Vi que se tocaba la oreja derecha. Lo que le quedaba de ella. Sin duda era un gesto inconsciente.
– Me has salvado el pellejo -respondió-. No voy a denunciarte.
– De acuerdo. Me llamo Reacher.
Tardamos unos minutos en atajar por una esquina de Vermont, luego de lo cual nos dirigimos al norte y al este a través de New Hampshire. Bien instalados para el largo paseo. El nivel de adrenalina fue bajando, el muchacho superó su conmoción y los dos acabamos un poco desinflados y soñolientos. Bajé la ventanilla para que entrara algo de aire. El ruido del motor me mantenía despierto. Hablamos un poco. Me contó que tenía veinte años. Cursaba su penúltimo año de carrera. Se estaba especializando en algo de expresión artística contemporánea que a mí me sonó a pintar con los dedos. No se relacionaba muy bien con los demás. Era hijo único. En su familia había mucha ambivalencia. Desde luego formaban una suerte de clan muy unido, y una parte del chico quería salir del mismo y otra necesitaba permanecer dentro. Naturalmente, estaba traumatizado por el anterior secuestro. Por eso me pregunté si le habían hecho algo más aparte de cortarle la oreja. Acaso algo mucho peor.
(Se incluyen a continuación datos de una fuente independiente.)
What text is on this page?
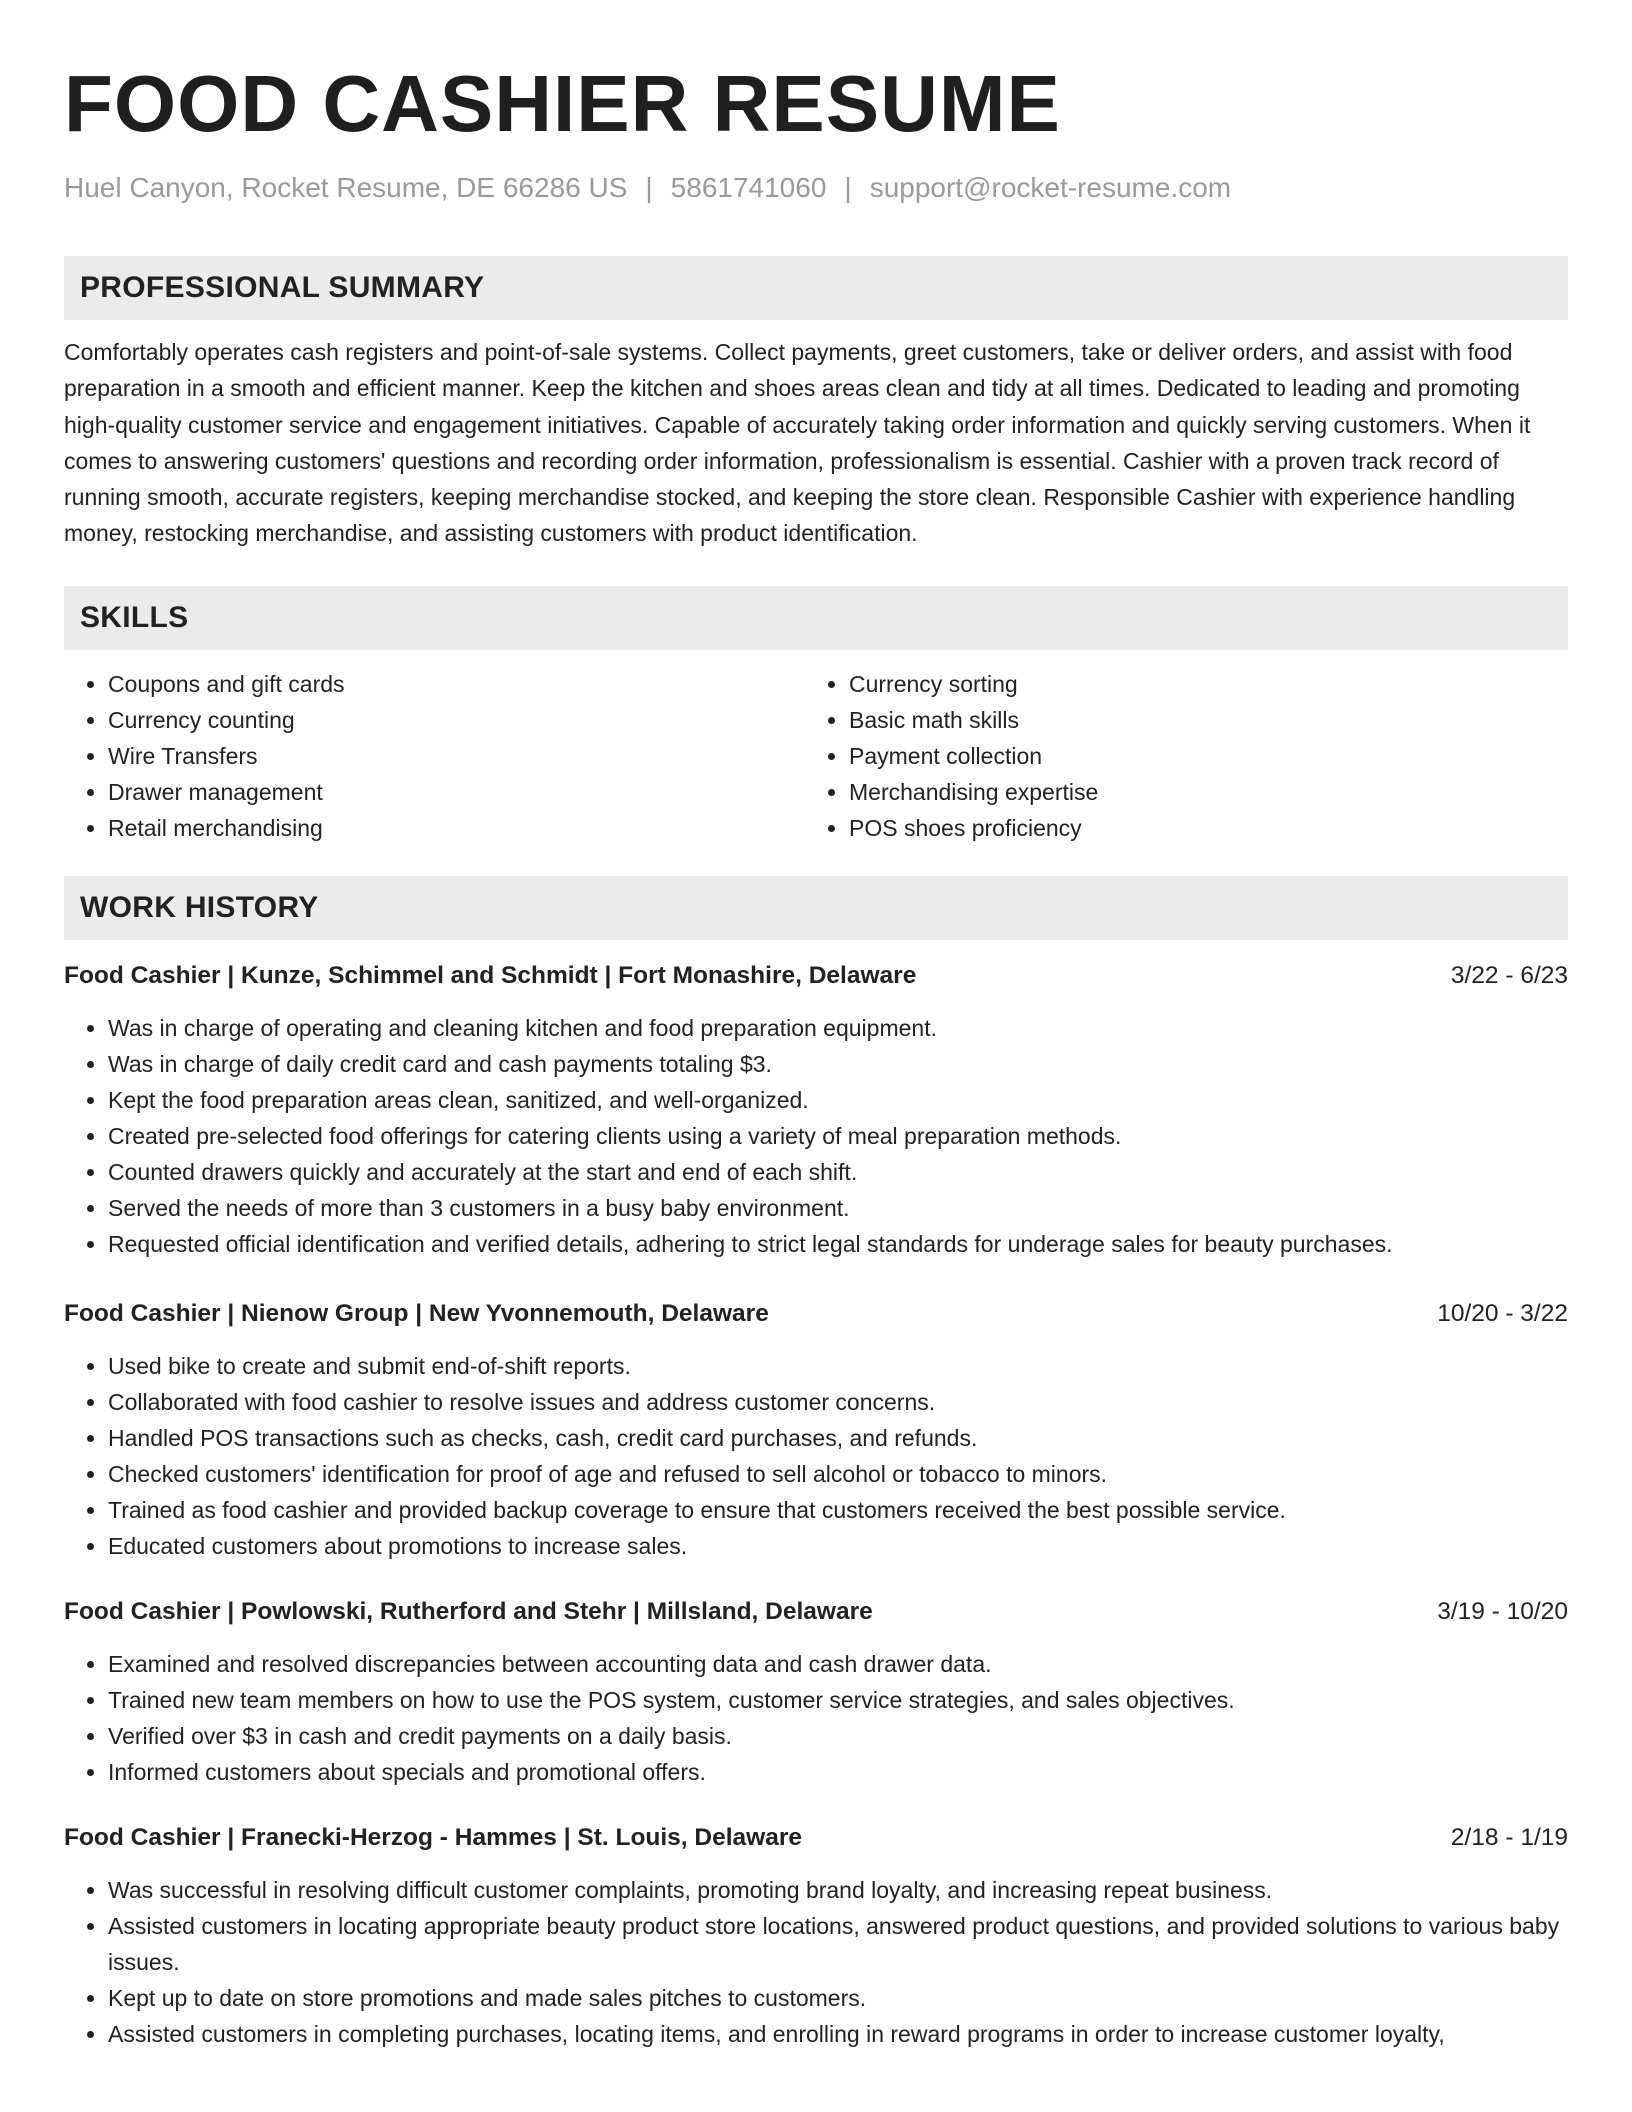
FOOD CASHIER RESUME
Huel Canyon, Rocket Resume, DE 66286 US | 5861741060 | support@rocket-resume.com
PROFESSIONAL SUMMARY
Comfortably operates cash registers and point-of-sale systems. Collect payments, greet customers, take or deliver orders, and assist with food preparation in a smooth and efficient manner. Keep the kitchen and shoes areas clean and tidy at all times. Dedicated to leading and promoting high-quality customer service and engagement initiatives. Capable of accurately taking order information and quickly serving customers. When it comes to answering customers' questions and recording order information, professionalism is essential. Cashier with a proven track record of running smooth, accurate registers, keeping merchandise stocked, and keeping the store clean. Responsible Cashier with experience handling money, restocking merchandise, and assisting customers with product identification.
SKILLS
• Coupons and gift cards
• Currency counting
• Wire Transfers
• Drawer management
• Retail merchandising
• Currency sorting
• Basic math skills
• Payment collection
• Merchandising expertise
• POS shoes proficiency
WORK HISTORY
Food Cashier | Kunze, Schimmel and Schmidt | Fort Monashire, Delaware	3/22 - 6/23
• Was in charge of operating and cleaning kitchen and food preparation equipment.
• Was in charge of daily credit card and cash payments totaling $3.
• Kept the food preparation areas clean, sanitized, and well-organized.
• Created pre-selected food offerings for catering clients using a variety of meal preparation methods.
• Counted drawers quickly and accurately at the start and end of each shift.
• Served the needs of more than 3 customers in a busy baby environment.
• Requested official identification and verified details, adhering to strict legal standards for underage sales for beauty purchases.
Food Cashier | Nienow Group | New Yvonnemouth, Delaware	10/20 - 3/22
• Used bike to create and submit end-of-shift reports.
• Collaborated with food cashier to resolve issues and address customer concerns.
• Handled POS transactions such as checks, cash, credit card purchases, and refunds.
• Checked customers' identification for proof of age and refused to sell alcohol or tobacco to minors.
• Trained as food cashier and provided backup coverage to ensure that customers received the best possible service.
• Educated customers about promotions to increase sales.
Food Cashier | Powlowski, Rutherford and Stehr | Millsland, Delaware	3/19 - 10/20
• Examined and resolved discrepancies between accounting data and cash drawer data.
• Trained new team members on how to use the POS system, customer service strategies, and sales objectives.
• Verified over $3 in cash and credit payments on a daily basis.
• Informed customers about specials and promotional offers.
Food Cashier | Franecki-Herzog - Hammes | St. Louis, Delaware	2/18 - 1/19
• Was successful in resolving difficult customer complaints, promoting brand loyalty, and increasing repeat business.
• Assisted customers in locating appropriate beauty product store locations, answered product questions, and provided solutions to various baby issues.
• Kept up to date on store promotions and made sales pitches to customers.
• Assisted customers in completing purchases, locating items, and enrolling in reward programs in order to increase customer loyalty,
Le hablé del ejército. Exageré bastante mis aptitudes como guardaespaldas. Quería que se sintiera en buenas manos, al menos de momento. Conducía rápido y tranquilo. Hacía poco que habían llenado el depósito del Maxima. No necesitábamos pararnos a repostar. Él no quiso comer. Me detuve una vez para ir al servicio. Dejé el motor en marcha para no tener que perder el tiempo con los cables del encendido. Volví al coche y vi al chaval inmóvil en el interior. Regresamos a la carretera, dejamos atrás Concord, New Hampshire, y pusimos rumbo a Portland, Maine. Iba pasando el tiempo. El chico se mostraba más relajado a medida que nos acercábamos a su casa. Pero también más silencioso. La ambivalencia.